Pour in the broth and water. Add kombu if you are using it. Bring to boil and then simmer, covered, for 30 minutes.

After 30 minutes, pour in non-dairy milk and noodles. Let simmer an additional 10 minutes or until noodles are soft.

Remove from heat and serve immediately.

Makes 4 - 6 servings, appx. $1.80 per bowl.


I am sure you are deep in Christmas decorations, lights, ornaments, shopping and wrapping right now [and if you aren't, will be soon]. As you set up your tree, decorate your house and make gift lists, take a moment to think about how you can make this Christmas a more sustainable, earth-friendly one. For example, purchase ornaments from antique or thrift stores [I found the one pictured above for my daughter for $0.25!]. The hunt is so much fun and, in my opinion, more meaningful.

When your Christmas lights need replacing, purchase warm LED lights. They are similar in look and price but last a lot longer and cost a lot less in energy. Try choosing local, organic foods that are in season for your holiday meals, forego the cheap dollar store stocking stuffers and select more useful things to fill those socks. Give services and experiences or shop at stores that support the environment [like The Tree Hugger Store in Holland and Grand Rapids] and Fair Trade [like The Bridge in Holland or Global Infusion in Grand Rapids]. Give homemade and / or edible gifts.

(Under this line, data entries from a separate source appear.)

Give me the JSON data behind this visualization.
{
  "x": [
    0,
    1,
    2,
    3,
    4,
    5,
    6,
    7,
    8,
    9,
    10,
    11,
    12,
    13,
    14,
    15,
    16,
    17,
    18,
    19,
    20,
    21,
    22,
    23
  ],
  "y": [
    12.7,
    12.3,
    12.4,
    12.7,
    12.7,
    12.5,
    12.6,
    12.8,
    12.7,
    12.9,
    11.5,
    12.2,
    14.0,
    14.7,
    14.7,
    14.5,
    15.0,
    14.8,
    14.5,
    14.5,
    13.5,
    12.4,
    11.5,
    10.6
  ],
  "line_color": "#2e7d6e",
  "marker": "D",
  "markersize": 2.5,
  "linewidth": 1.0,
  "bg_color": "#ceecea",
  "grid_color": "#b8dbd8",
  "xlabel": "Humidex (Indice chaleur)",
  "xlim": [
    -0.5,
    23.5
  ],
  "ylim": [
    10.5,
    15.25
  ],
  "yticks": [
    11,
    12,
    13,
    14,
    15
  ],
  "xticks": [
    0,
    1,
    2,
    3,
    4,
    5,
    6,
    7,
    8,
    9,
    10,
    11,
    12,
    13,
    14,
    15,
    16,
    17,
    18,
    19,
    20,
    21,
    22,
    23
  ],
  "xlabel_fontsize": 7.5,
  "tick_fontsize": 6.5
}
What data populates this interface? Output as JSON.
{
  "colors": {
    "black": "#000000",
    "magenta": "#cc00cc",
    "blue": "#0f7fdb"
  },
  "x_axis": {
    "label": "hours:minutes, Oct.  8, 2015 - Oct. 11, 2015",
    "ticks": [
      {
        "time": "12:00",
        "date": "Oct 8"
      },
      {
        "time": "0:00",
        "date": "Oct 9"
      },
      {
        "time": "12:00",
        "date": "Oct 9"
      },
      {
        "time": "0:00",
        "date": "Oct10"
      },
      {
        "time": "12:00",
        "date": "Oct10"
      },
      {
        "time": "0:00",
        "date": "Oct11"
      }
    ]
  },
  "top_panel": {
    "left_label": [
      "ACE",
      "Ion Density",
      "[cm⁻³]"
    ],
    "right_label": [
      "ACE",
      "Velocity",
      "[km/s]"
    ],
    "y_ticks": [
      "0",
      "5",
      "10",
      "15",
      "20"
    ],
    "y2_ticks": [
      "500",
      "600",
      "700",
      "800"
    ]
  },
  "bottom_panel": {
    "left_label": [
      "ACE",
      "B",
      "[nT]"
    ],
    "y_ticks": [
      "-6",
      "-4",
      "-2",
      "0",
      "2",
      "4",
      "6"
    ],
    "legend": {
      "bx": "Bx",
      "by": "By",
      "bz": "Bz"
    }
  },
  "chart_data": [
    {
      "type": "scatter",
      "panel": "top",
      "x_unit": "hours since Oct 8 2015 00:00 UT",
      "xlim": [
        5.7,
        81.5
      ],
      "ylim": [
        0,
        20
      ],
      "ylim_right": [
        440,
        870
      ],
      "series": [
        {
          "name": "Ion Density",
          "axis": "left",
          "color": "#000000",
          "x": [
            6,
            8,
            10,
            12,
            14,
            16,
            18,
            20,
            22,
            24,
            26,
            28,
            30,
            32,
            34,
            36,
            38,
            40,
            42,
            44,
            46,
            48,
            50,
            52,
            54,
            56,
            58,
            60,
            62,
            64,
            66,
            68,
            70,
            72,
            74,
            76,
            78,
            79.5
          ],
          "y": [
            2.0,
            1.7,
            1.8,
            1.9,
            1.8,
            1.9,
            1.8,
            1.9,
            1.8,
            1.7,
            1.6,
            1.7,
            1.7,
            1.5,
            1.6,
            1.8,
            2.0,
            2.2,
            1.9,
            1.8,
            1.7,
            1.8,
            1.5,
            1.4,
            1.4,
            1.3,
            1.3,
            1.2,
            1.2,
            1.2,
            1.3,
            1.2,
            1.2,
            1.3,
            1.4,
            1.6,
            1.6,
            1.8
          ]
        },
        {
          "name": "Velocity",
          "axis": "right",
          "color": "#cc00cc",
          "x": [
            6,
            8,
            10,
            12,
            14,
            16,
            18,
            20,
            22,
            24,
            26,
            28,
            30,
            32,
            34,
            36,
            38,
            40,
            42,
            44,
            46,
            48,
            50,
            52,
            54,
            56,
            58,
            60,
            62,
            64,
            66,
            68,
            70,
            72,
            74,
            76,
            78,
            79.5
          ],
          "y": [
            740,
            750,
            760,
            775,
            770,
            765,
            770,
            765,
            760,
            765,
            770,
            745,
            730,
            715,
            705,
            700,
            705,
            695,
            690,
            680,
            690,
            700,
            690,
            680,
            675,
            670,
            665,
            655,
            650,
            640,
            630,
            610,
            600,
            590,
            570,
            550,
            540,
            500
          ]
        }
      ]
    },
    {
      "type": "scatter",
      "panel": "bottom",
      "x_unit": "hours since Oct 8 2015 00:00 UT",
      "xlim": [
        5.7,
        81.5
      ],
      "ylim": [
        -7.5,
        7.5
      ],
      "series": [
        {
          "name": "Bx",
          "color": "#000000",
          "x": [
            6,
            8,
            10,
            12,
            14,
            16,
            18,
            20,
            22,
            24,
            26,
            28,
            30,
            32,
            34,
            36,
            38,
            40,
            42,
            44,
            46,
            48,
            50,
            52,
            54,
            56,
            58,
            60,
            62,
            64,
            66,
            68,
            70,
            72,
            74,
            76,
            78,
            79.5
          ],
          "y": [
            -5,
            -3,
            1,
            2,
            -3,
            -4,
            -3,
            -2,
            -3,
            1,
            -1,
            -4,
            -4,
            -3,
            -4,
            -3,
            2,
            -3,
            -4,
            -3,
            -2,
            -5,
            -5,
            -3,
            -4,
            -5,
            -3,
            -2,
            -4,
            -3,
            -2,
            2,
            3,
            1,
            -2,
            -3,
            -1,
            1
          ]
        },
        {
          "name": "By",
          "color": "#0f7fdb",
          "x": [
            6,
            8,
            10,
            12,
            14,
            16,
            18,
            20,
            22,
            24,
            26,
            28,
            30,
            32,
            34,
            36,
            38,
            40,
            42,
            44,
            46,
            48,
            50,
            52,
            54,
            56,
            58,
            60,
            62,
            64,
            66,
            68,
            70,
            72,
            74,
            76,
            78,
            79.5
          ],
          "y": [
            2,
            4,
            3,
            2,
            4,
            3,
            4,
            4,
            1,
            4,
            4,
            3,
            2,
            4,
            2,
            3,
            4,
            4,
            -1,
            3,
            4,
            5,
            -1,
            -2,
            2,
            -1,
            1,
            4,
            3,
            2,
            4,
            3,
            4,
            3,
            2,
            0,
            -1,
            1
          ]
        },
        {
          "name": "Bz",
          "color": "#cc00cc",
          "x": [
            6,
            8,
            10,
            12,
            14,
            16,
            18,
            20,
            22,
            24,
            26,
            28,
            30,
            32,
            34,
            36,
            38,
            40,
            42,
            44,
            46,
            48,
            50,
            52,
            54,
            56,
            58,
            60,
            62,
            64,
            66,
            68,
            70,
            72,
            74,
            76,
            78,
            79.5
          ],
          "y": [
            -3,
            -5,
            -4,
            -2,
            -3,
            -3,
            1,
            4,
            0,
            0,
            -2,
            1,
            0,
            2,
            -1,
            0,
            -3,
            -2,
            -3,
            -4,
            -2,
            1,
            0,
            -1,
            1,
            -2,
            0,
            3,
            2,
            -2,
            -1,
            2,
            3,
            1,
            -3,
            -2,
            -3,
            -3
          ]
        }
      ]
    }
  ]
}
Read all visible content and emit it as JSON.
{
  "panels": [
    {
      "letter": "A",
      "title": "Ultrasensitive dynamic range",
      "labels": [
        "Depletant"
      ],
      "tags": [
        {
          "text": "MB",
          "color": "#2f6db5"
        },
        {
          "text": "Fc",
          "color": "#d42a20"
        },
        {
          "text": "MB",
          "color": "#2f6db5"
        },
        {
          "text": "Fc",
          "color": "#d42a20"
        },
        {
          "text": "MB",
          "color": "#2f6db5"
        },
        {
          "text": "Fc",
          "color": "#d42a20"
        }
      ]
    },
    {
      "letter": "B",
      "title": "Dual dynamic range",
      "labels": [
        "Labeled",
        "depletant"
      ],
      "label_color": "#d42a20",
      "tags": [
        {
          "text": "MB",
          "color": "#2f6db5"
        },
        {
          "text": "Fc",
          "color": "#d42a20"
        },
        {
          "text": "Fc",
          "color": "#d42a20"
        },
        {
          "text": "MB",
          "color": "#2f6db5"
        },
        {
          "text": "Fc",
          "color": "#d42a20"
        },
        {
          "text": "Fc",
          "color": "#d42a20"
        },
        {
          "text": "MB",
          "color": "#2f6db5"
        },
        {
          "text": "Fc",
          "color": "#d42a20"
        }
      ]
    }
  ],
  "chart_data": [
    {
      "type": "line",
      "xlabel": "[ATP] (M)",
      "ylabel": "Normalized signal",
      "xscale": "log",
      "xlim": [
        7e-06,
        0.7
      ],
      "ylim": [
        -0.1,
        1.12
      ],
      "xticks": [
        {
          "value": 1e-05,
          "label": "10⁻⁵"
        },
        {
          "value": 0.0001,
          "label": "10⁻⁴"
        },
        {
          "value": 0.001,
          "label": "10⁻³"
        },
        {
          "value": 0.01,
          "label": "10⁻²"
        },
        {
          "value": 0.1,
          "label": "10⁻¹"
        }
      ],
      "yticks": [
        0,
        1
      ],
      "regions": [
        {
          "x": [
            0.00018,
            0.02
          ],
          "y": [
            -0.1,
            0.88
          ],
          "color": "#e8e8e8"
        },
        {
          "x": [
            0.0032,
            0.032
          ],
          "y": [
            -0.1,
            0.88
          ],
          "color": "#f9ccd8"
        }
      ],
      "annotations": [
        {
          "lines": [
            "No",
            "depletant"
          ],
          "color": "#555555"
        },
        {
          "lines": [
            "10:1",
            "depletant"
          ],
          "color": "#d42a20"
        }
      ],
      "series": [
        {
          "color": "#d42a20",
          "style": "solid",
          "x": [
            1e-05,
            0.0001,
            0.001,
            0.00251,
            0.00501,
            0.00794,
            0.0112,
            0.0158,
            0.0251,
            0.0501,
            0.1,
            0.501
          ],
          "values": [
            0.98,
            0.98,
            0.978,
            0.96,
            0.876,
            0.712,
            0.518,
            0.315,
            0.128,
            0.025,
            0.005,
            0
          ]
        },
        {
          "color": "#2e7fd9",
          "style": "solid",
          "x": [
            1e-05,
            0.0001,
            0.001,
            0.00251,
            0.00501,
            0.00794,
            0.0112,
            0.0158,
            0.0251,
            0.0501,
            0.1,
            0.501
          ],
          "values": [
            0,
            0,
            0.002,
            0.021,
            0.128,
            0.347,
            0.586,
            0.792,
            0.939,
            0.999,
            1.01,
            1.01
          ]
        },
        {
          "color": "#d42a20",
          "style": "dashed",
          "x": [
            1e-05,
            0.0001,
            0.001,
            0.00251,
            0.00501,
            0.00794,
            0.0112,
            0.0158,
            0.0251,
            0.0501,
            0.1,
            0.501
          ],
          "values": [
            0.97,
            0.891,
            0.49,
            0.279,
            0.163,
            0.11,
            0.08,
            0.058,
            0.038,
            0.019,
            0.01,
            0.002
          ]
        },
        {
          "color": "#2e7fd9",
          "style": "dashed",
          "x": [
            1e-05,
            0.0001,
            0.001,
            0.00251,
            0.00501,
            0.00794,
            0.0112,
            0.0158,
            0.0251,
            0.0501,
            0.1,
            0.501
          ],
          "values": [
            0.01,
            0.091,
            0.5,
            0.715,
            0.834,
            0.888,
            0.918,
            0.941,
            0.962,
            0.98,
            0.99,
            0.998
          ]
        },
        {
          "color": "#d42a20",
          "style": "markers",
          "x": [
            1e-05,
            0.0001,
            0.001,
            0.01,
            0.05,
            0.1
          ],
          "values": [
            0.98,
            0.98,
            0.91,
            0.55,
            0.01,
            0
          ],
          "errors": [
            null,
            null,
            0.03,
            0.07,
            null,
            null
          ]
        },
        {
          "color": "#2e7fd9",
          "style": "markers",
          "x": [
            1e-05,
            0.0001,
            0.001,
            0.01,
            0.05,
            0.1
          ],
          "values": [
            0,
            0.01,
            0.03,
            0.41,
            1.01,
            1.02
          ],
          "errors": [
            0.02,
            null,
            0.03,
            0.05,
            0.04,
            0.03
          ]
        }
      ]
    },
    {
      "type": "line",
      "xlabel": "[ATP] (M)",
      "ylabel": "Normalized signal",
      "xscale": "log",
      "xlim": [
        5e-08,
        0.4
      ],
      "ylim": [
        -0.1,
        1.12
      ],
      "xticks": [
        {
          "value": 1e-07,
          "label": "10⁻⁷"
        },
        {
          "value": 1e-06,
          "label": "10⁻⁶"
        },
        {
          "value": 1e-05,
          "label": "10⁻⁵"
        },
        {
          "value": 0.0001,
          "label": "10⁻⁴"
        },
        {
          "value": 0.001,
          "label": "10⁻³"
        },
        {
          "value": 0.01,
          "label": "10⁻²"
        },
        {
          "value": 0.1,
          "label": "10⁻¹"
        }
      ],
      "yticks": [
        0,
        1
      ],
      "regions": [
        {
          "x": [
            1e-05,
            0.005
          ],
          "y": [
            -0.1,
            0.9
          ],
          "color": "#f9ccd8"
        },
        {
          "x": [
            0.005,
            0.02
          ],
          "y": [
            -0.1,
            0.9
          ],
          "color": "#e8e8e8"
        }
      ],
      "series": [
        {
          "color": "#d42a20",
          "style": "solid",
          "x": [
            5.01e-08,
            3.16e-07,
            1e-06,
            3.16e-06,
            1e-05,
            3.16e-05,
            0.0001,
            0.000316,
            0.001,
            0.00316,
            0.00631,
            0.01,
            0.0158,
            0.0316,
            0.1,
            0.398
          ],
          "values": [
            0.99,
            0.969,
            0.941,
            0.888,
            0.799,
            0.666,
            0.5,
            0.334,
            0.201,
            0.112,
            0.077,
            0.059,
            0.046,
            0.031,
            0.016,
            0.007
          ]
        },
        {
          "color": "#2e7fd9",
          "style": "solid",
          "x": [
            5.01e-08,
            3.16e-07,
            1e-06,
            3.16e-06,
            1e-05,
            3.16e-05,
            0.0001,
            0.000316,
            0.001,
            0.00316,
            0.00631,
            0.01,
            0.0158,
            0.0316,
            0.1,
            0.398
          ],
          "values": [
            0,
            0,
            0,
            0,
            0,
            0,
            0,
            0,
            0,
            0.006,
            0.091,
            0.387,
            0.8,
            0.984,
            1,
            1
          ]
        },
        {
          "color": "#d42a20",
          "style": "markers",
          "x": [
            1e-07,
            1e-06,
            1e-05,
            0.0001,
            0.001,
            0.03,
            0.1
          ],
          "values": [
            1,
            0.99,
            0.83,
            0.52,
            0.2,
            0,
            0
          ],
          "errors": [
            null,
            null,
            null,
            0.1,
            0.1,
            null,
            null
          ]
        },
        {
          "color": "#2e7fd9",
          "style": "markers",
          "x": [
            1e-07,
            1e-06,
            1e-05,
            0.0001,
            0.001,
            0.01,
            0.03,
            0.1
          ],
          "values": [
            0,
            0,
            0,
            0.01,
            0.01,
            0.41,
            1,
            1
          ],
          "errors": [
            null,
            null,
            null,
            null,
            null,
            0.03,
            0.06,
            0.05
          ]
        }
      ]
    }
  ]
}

There are so many ways to cut down on our holiday footprints. Just a few steps can make a huge difference!


Anonymous said...

Hmm... I've never had a creamy ramen soup. But certainly this looks delicious! just the type of food i love to have!

FoodEpix said...

joy said...

Eating is really one of my hobby i mean part of my life and cooking is my passion. I also love going to a place and at the same time taste their delicious and most wanted food.I want to taste something that is new to my palate. Thanks for sharing your article with us.

Taylor Griggs said...

Just tried this recipe after an unquenchable craving for the real deal, I am surprised how well it turned out! Great recipe, will definitely make again if this craving comes back around. Thanks!